Downside is that they don't have to pay rates at this stage. However I can see Len and his team of council pro's looking at the option of adding council fee's into vehicle registration in the near future to tap into this potential gold mine of additional income.
So overall not really much additional infrastructure that needs to be built for all the new arrivals to Auckland. Perhaps we should be turning Auckland golf courses into caravan parks? (seriously....)
'End of the day' this is a great outcome for Auckland that needs to celebrated asap.
Yeah, good point Independent Observer.

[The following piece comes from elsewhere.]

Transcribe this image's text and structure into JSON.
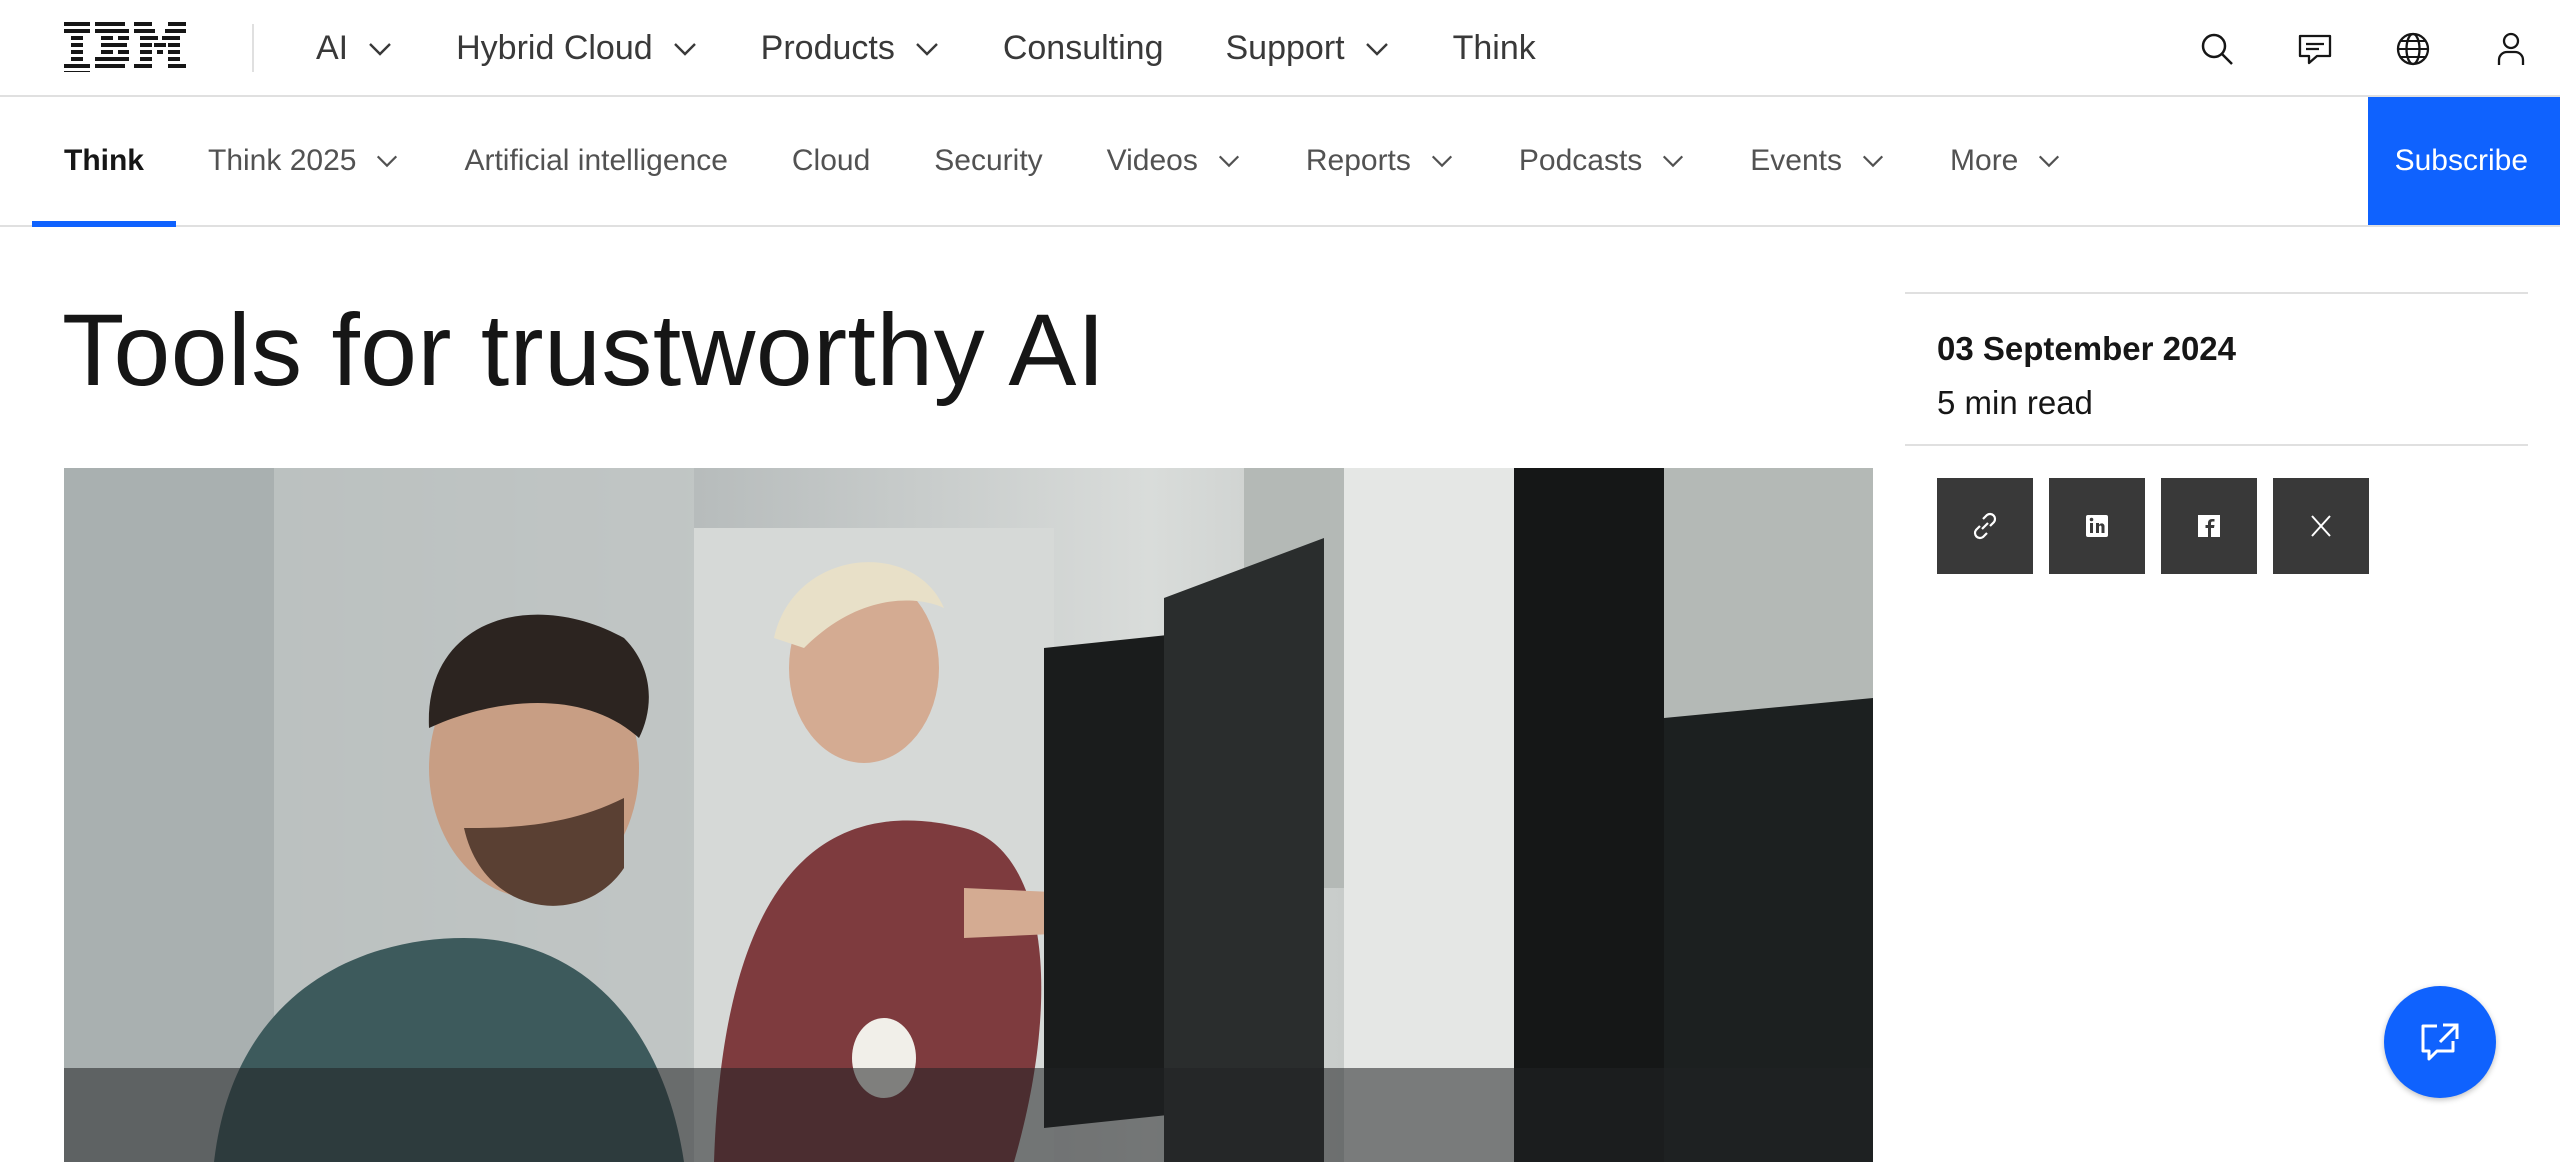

Our Prime Minister says "its a celebration that our country is so popular that so many people want to live here". I seriously want people to take notice what is happening but most of the comments on this site are hating on property investors, instead of recognizing that property investors are a symptom of the real problem. The real problem being too many immigrants and foreign buyers buying NZ property as Smith so correctly points out. Anyone anywhere in the world can purchase property in NZ. even if it was just 3% foreign buyers, thats 3% too many. Yeah sure if they were making helpful investments we would all be winners but there not so where not.